During contract chip manufacturing giant Taiwan Semiconductor Manufacturing Company's (TSM -4.86%) third-quarter earnings conference call (login required), company co-CEO Mark Liu offered some updates on the company's upcoming 5-nanometer chip manufacturing technology.

Though chip manufacturing technology naming has gotten messy over the last several years, a general rule of thumb is that when comparing manufacturing technologies from a specific manufacturer, technologies labeled with smaller numbers are more advanced.

A person on stage with an iPhone playing a 3D game projected on the screen behind him.

Image source: Apple.

Liu says that the company aims to bring this technology into what the company refers to as "risk production" -- think of this as a trial run to work out the kinks in the technology to make it viable for mass production -- in the first half of 2019.

Then, a year later, TSMC expects to bring this technology into volume production -- just in time for the release of Apple's (AAPL -0.57%) 2020 iPhone.

"Development of both device performance and yield improvement are on schedule," Liu said.

Let's take a closer look at these claims -- and more.

Yield and device performance progress

For a chip manufacturing technology to go into mass production, the technology needs to hit the performance targets it provided to customers, lest their chips ultimately not deliver the kinds of user experiences customers expect.

Additionally, manufacturing yield rate is critical to a manufacturing technology being economically viable. If yield rates are too low -- meaning only a small percentage of the chips built are viable -- then the effective cost per good chip increases substantially.

On top of that, chip manufacturers usually put in a certain amount of production capacity based on a target manufacturing yield rate; if a company's yields come in substantially below the targeted yield rate, then it simply won't be able to produce enough chips to meet demand.

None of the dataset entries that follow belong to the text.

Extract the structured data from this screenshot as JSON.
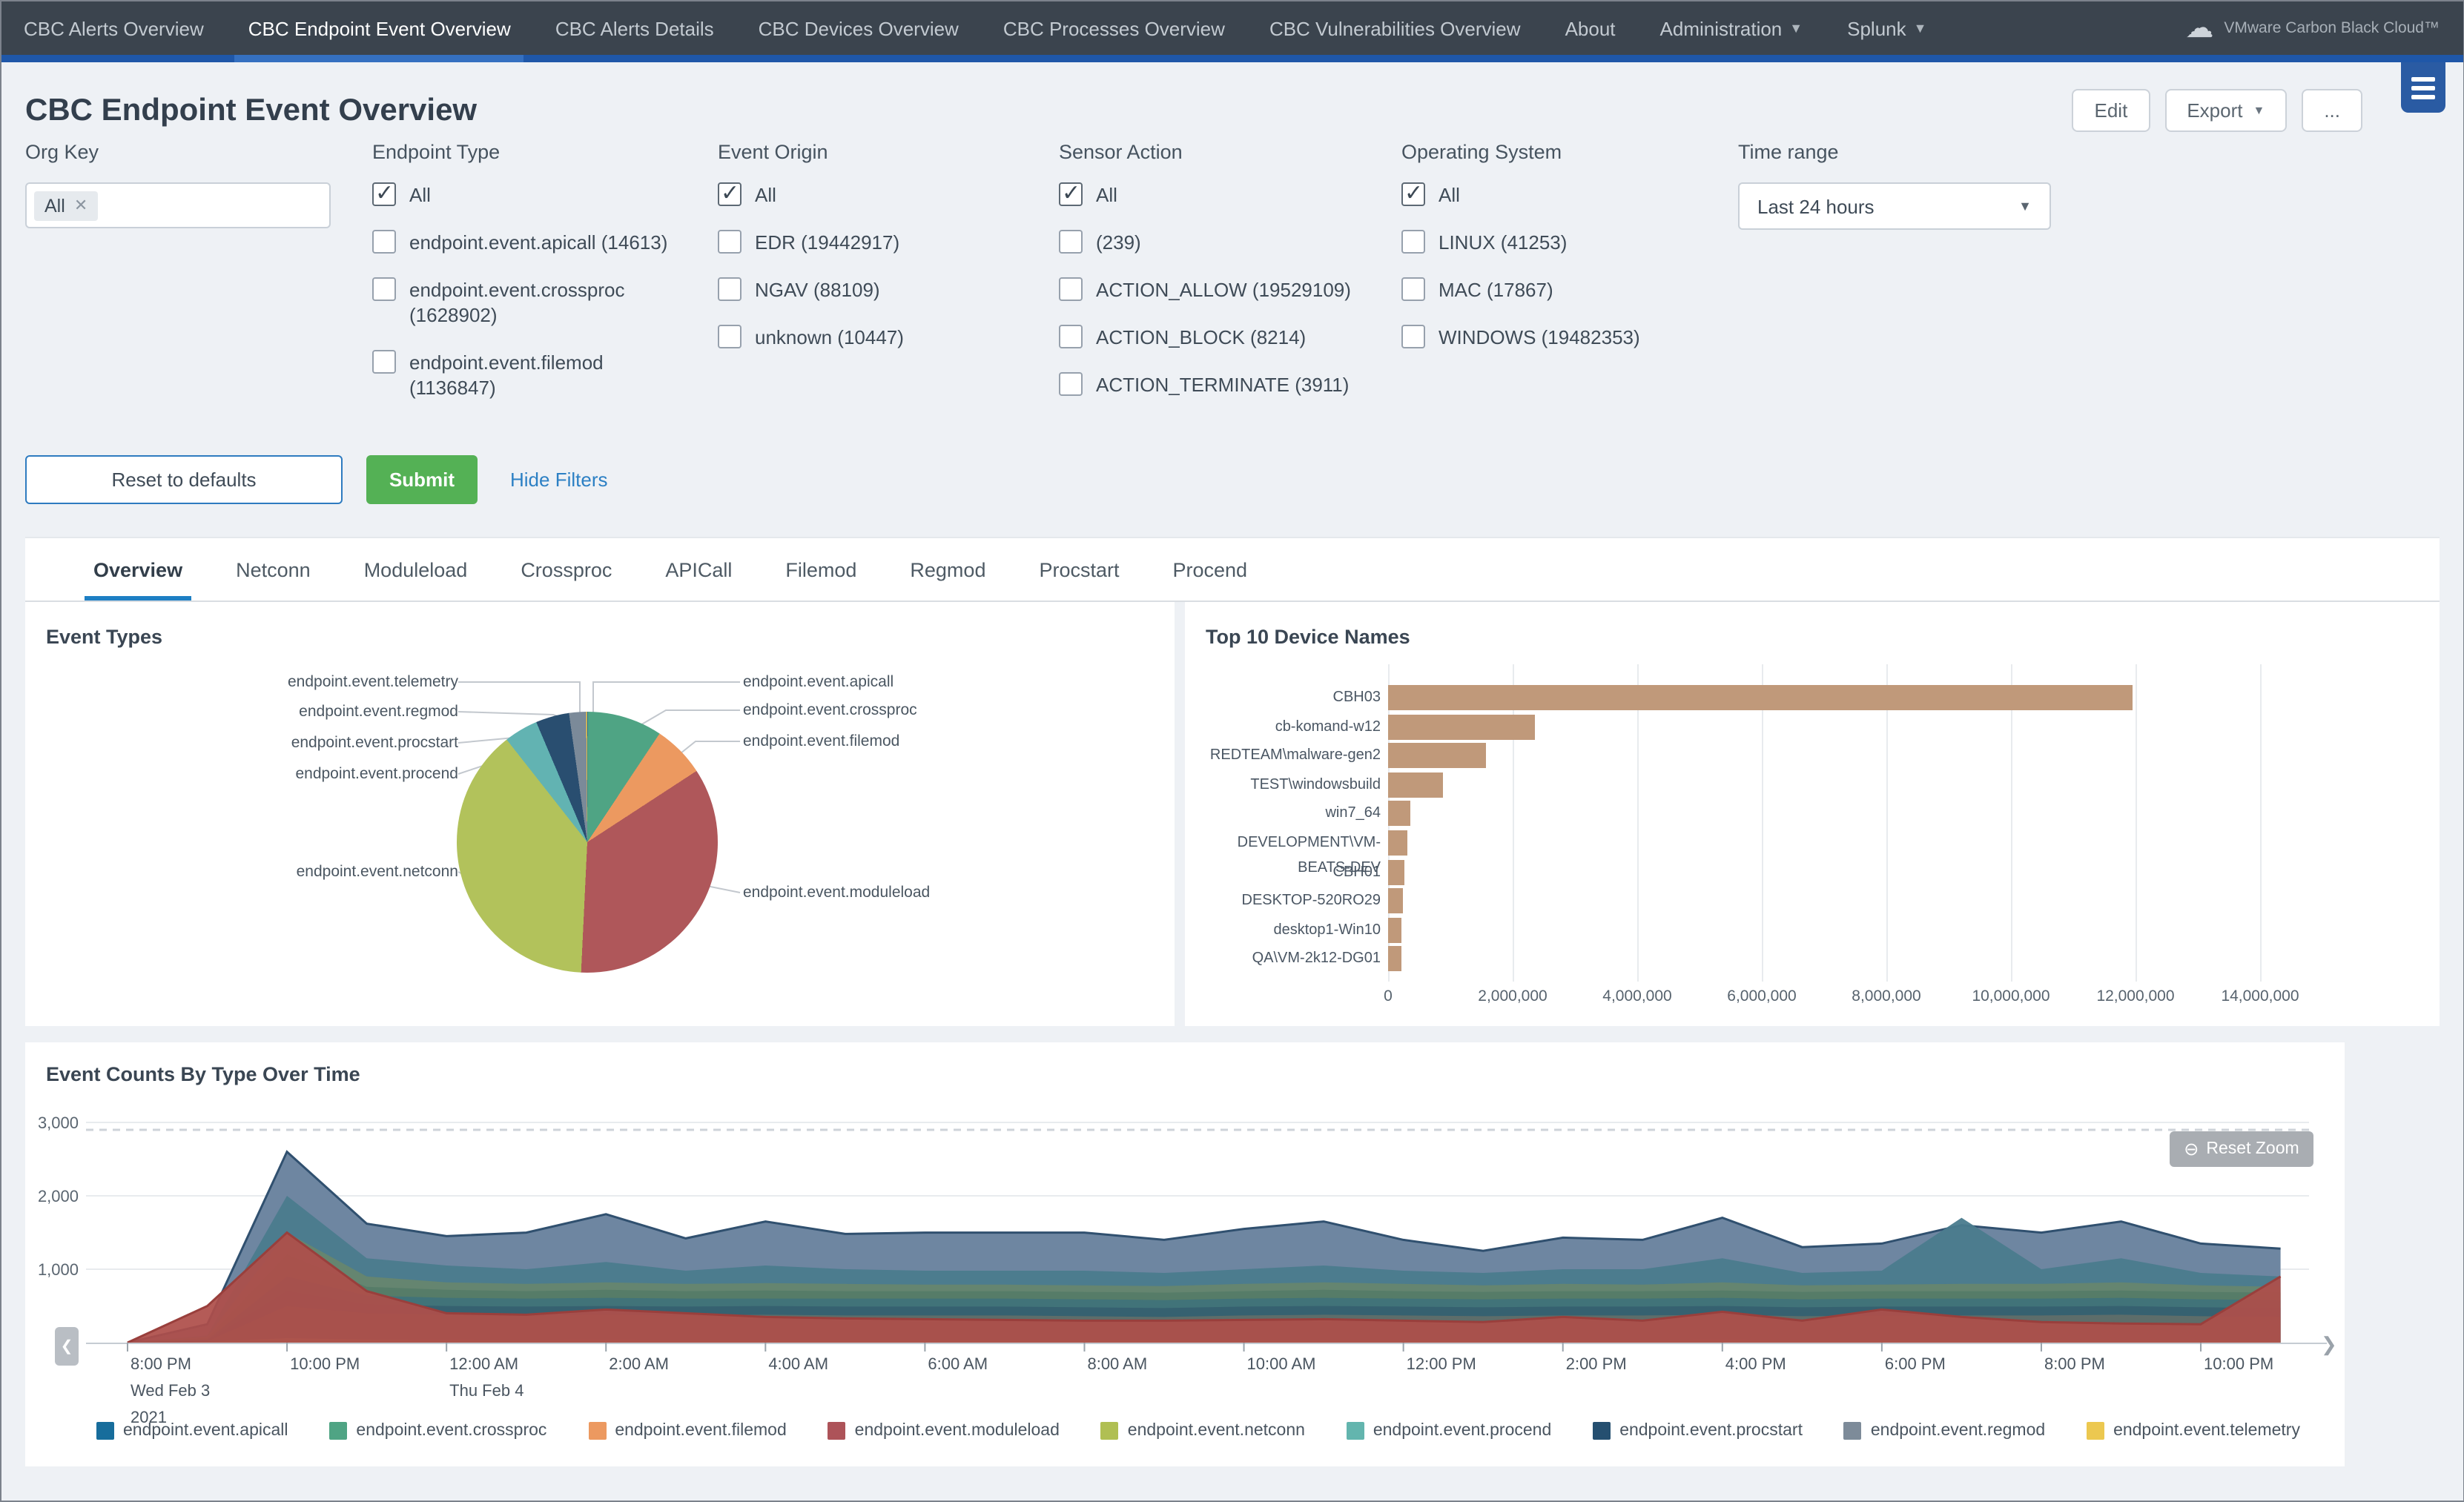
{
  "nav": {
    "tabs": [
      {
        "label": "CBC Alerts Overview",
        "active": false,
        "caret": false
      },
      {
        "label": "CBC Endpoint Event Overview",
        "active": true,
        "caret": false
      },
      {
        "label": "CBC Alerts Details",
        "active": false,
        "caret": false
      },
      {
        "label": "CBC Devices Overview",
        "active": false,
        "caret": false
      },
      {
        "label": "CBC Processes Overview",
        "active": false,
        "caret": false
      },
      {
        "label": "CBC Vulnerabilities Overview",
        "active": false,
        "caret": false
      },
      {
        "label": "About",
        "active": false,
        "caret": false
      },
      {
        "label": "Administration",
        "active": false,
        "caret": true
      },
      {
        "label": "Splunk",
        "active": false,
        "caret": true
      }
    ],
    "brand": "VMware Carbon Black Cloud™"
  },
  "header": {
    "title": "CBC Endpoint Event Overview",
    "edit_label": "Edit",
    "export_label": "Export",
    "more_label": "..."
  },
  "filters": {
    "org_key": {
      "label": "Org Key",
      "chip": "All"
    },
    "groups": [
      {
        "label": "Endpoint Type",
        "items": [
          {
            "label": "All",
            "checked": true
          },
          {
            "label": "endpoint.event.apicall (14613)",
            "checked": false
          },
          {
            "label": "endpoint.event.crossproc (1628902)",
            "checked": false
          },
          {
            "label": "endpoint.event.filemod (1136847)",
            "checked": false
          }
        ]
      },
      {
        "label": "Event Origin",
        "items": [
          {
            "label": "All",
            "checked": true
          },
          {
            "label": "EDR (19442917)",
            "checked": false
          },
          {
            "label": "NGAV (88109)",
            "checked": false
          },
          {
            "label": "unknown (10447)",
            "checked": false
          }
        ]
      },
      {
        "label": "Sensor Action",
        "items": [
          {
            "label": "All",
            "checked": true
          },
          {
            "label": "(239)",
            "checked": false
          },
          {
            "label": "ACTION_ALLOW (19529109)",
            "checked": false
          },
          {
            "label": "ACTION_BLOCK (8214)",
            "checked": false
          },
          {
            "label": "ACTION_TERMINATE (3911)",
            "checked": false
          }
        ]
      },
      {
        "label": "Operating System",
        "items": [
          {
            "label": "All",
            "checked": true
          },
          {
            "label": "LINUX (41253)",
            "checked": false
          },
          {
            "label": "MAC (17867)",
            "checked": false
          },
          {
            "label": "WINDOWS (19482353)",
            "checked": false
          }
        ]
      }
    ],
    "time_range": {
      "label": "Time range",
      "value": "Last 24 hours"
    }
  },
  "actions": {
    "reset": "Reset to defaults",
    "submit": "Submit",
    "hide_filters": "Hide Filters"
  },
  "content_tabs": {
    "items": [
      "Overview",
      "Netconn",
      "Moduleload",
      "Crossproc",
      "APICall",
      "Filemod",
      "Regmod",
      "Procstart",
      "Procend"
    ],
    "active_index": 0
  },
  "chart_data": [
    {
      "id": "event_types",
      "type": "pie",
      "title": "Event Types",
      "slices": [
        {
          "name": "endpoint.event.apicall",
          "value": 14613,
          "color": "#1f6e9c"
        },
        {
          "name": "endpoint.event.crossproc",
          "value": 1628902,
          "color": "#4fa484"
        },
        {
          "name": "endpoint.event.filemod",
          "value": 1136847,
          "color": "#ec9960"
        },
        {
          "name": "endpoint.event.moduleload",
          "value": 6150000,
          "color": "#af575a"
        },
        {
          "name": "endpoint.event.netconn",
          "value": 6800000,
          "color": "#b2c25b"
        },
        {
          "name": "endpoint.event.procend",
          "value": 740000,
          "color": "#62b3b2"
        },
        {
          "name": "endpoint.event.procstart",
          "value": 730000,
          "color": "#294e70"
        },
        {
          "name": "endpoint.event.regmod",
          "value": 370000,
          "color": "#7b8a99"
        },
        {
          "name": "endpoint.event.telemetry",
          "value": 25000,
          "color": "#e9c344"
        }
      ]
    },
    {
      "id": "top_devices",
      "type": "bar",
      "title": "Top 10 Device Names",
      "categories": [
        "CBH03",
        "cb-komand-w12",
        "REDTEAM\\malware-gen2",
        "TEST\\windowsbuild",
        "win7_64",
        "DEVELOPMENT\\VM-BEATS-DEV",
        "CBH01",
        "DESKTOP-520RO29",
        "desktop1-Win10",
        "QA\\VM-2k12-DG01"
      ],
      "values": [
        11950000,
        2350000,
        1560000,
        870000,
        360000,
        300000,
        250000,
        240000,
        220000,
        210000
      ],
      "bar_color": "#c0997a",
      "xlim": [
        0,
        14000000
      ],
      "x_tick_labels": [
        "0",
        "2,000,000",
        "4,000,000",
        "6,000,000",
        "8,000,000",
        "10,000,000",
        "12,000,000",
        "14,000,000"
      ]
    },
    {
      "id": "events_over_time",
      "type": "area",
      "title": "Event Counts By Type Over Time",
      "reset_zoom_label": "Reset Zoom",
      "ylim": [
        0,
        3000
      ],
      "y_tick_labels": [
        "1,000",
        "2,000",
        "3,000"
      ],
      "x_tick_labels": [
        "8:00 PM",
        "10:00 PM",
        "12:00 AM",
        "2:00 AM",
        "4:00 AM",
        "6:00 AM",
        "8:00 AM",
        "10:00 AM",
        "12:00 PM",
        "2:00 PM",
        "4:00 PM",
        "6:00 PM",
        "8:00 PM",
        "10:00 PM"
      ],
      "x_sub_labels": [
        {
          "tick_index": 0,
          "lines": [
            "Wed Feb 3",
            "2021"
          ]
        },
        {
          "tick_index": 2,
          "lines": [
            "Thu Feb 4"
          ]
        }
      ],
      "series": [
        {
          "name": "endpoint.event.apicall",
          "color": "#176d9c",
          "area_color": "#28688e",
          "area_opacity": 0.45,
          "values": [
            0,
            40,
            900,
            640,
            610,
            600,
            610,
            600,
            600,
            600,
            600,
            600,
            590,
            580,
            600,
            610,
            600,
            590,
            600,
            600,
            610,
            590,
            600,
            600,
            600,
            610,
            590,
            580
          ]
        },
        {
          "name": "endpoint.event.crossproc",
          "color": "#4fa484",
          "area_color": "#47745f",
          "area_opacity": 0.5,
          "values": [
            0,
            60,
            1200,
            760,
            720,
            700,
            720,
            700,
            710,
            700,
            700,
            700,
            690,
            680,
            700,
            720,
            700,
            690,
            700,
            700,
            710,
            690,
            700,
            700,
            700,
            710,
            690,
            680
          ]
        },
        {
          "name": "endpoint.event.filemod",
          "color": "#ec9960",
          "area_color": "#b98a5e",
          "area_opacity": 0.3,
          "values": [
            0,
            20,
            500,
            400,
            380,
            370,
            380,
            370,
            380,
            370,
            370,
            370,
            360,
            350,
            370,
            380,
            370,
            360,
            370,
            370,
            380,
            360,
            370,
            370,
            370,
            380,
            360,
            350
          ]
        },
        {
          "name": "endpoint.event.moduleload",
          "color": "#ad5359",
          "area_color": "#ae4f4a",
          "area_opacity": 0.93,
          "stroke": "#993f3c",
          "values": [
            0,
            500,
            1500,
            700,
            400,
            380,
            450,
            400,
            350,
            330,
            320,
            310,
            300,
            300,
            310,
            320,
            300,
            280,
            350,
            300,
            420,
            300,
            450,
            350,
            280,
            260,
            250,
            900
          ]
        },
        {
          "name": "endpoint.event.netconn",
          "color": "#b0bf53",
          "area_color": "#7d8d52",
          "area_opacity": 0.5,
          "values": [
            0,
            80,
            1500,
            900,
            820,
            800,
            820,
            800,
            810,
            800,
            790,
            790,
            780,
            770,
            800,
            820,
            800,
            780,
            800,
            790,
            820,
            780,
            790,
            800,
            800,
            820,
            780,
            760
          ]
        },
        {
          "name": "endpoint.event.procend",
          "color": "#63b5ae",
          "area_color": "#4a7b8d",
          "area_opacity": 0.95,
          "values": [
            0,
            100,
            2000,
            1150,
            1050,
            1000,
            1100,
            980,
            1050,
            1000,
            980,
            980,
            980,
            950,
            1000,
            1050,
            980,
            950,
            1000,
            1000,
            1150,
            950,
            980,
            1700,
            1000,
            1150,
            950,
            900
          ]
        },
        {
          "name": "endpoint.event.procstart",
          "color": "#254f70",
          "area_color": "#2b4c67",
          "area_opacity": 0.45,
          "values": [
            0,
            30,
            700,
            520,
            500,
            490,
            500,
            490,
            500,
            490,
            490,
            490,
            480,
            470,
            490,
            500,
            490,
            480,
            490,
            490,
            500,
            480,
            490,
            490,
            490,
            500,
            480,
            470
          ]
        },
        {
          "name": "endpoint.event.regmod",
          "color": "#7d8b99",
          "area_color": "#6e86a1",
          "area_opacity": 1.0,
          "stroke": "#30506f",
          "values": [
            0,
            250,
            2600,
            1620,
            1450,
            1500,
            1750,
            1420,
            1650,
            1480,
            1500,
            1500,
            1500,
            1400,
            1550,
            1650,
            1400,
            1250,
            1430,
            1400,
            1700,
            1300,
            1350,
            1600,
            1500,
            1650,
            1350,
            1280
          ]
        },
        {
          "name": "endpoint.event.telemetry",
          "color": "#ecc850",
          "area_color": "#d9c258",
          "area_opacity": 0.5,
          "values": [
            0,
            10,
            60,
            40,
            35,
            30,
            35,
            30,
            30,
            30,
            30,
            30,
            30,
            30,
            30,
            30,
            30,
            30,
            30,
            30,
            35,
            30,
            30,
            30,
            30,
            30,
            30,
            30
          ]
        }
      ]
    }
  ]
}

Claims of industry leadership

Liu said TSMC's 5-nanometer technology "will provide the best power efficiency for mobile applications in 2020."

Chip designers rely on regular improvements in both chip area (smaller is better) and performance in the manufacturing technologies that they adopt to make better chips. Those improvements ultimately translate into superior user experiences, such as enhanced camera capabilities and smooth rendering of increasingly realistic 3D worlds on mobile devices.

56% of TSMC's revenue last quarter came from the sale of chips into what the company terms the "communication" segment, which is understood to largely mean chips that go into smartphones, so providing compelling technologies to mobile chip manufacturers is critical.

Indeed, as TSMC faces fierce competition from rival chipmakers hoping to scoop up orders for Apple's future custom-designed A-series applications processors (TSMC is the sole manufacturer of Apple's A10 Fusion and A11 Bionic processors), it's more important than ever for TSMC to try to maintain leadership in the performance, power consumption, and cost of its technologies.

However, TSMC isn't just trying to court mobile processor designers with its 5-nanometer technology. Liu explained that the technology will support important features for customers interested in building products for high-performance applications, such as graphics processors, networking processors, and field-programmable gate arrays.

Though sales of high-performance computing products don't bring in the kind of revenue that mobile processors do for TSMC today, TSMC is banking on high-performance computing products to become one of its main growth engines in the years ahead, particularly as smartphone growth continues to cool off.